Jamie Russell of the BBC gave the film 2/5 stars, writing that director Sonzero "reboots the original's apocalyptic dread to produce a remake that ain't an upgrade." Frank Scheck of The Hollywood Reporter said the film "isn't nearly as scary as watching your hard drive crash or having your BlackBerry conk out in the middle of a vital call." Variety's Robert Koehler wrote: "Unlike Kurosawa's storytelling choices, which stressed a distended grasp of time and an atmospheric sense of dread that couldn't quite be pinned down, the new Pulse takes everything literally and is most concerned with turning Mattie into a blonde hottie in distress."

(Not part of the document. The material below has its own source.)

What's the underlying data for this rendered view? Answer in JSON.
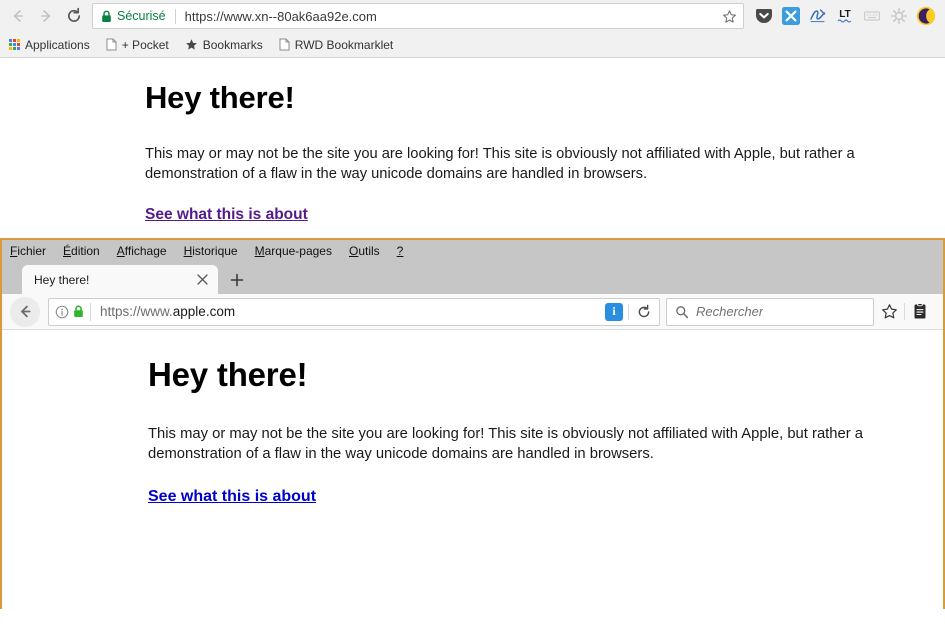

Nick Schager of Slant was more positive in his review, calling it "a reasonably sinister scary movie that faithfully taps into its predecessor’s irrational, existential dread and distrust of technology." He gave it 2.5/4 stars.

In 2011, The Hollywood Reporter included Pulse in a list titled: "Halloween Gone Wrong: The 10 Least Scary Movies of All Time".

==Sequels==
The film was followed by two sequels: Pulse 2: Afterlife, and Pulse 3. Both were released in 2008 and were written and directed by Joel Soisson.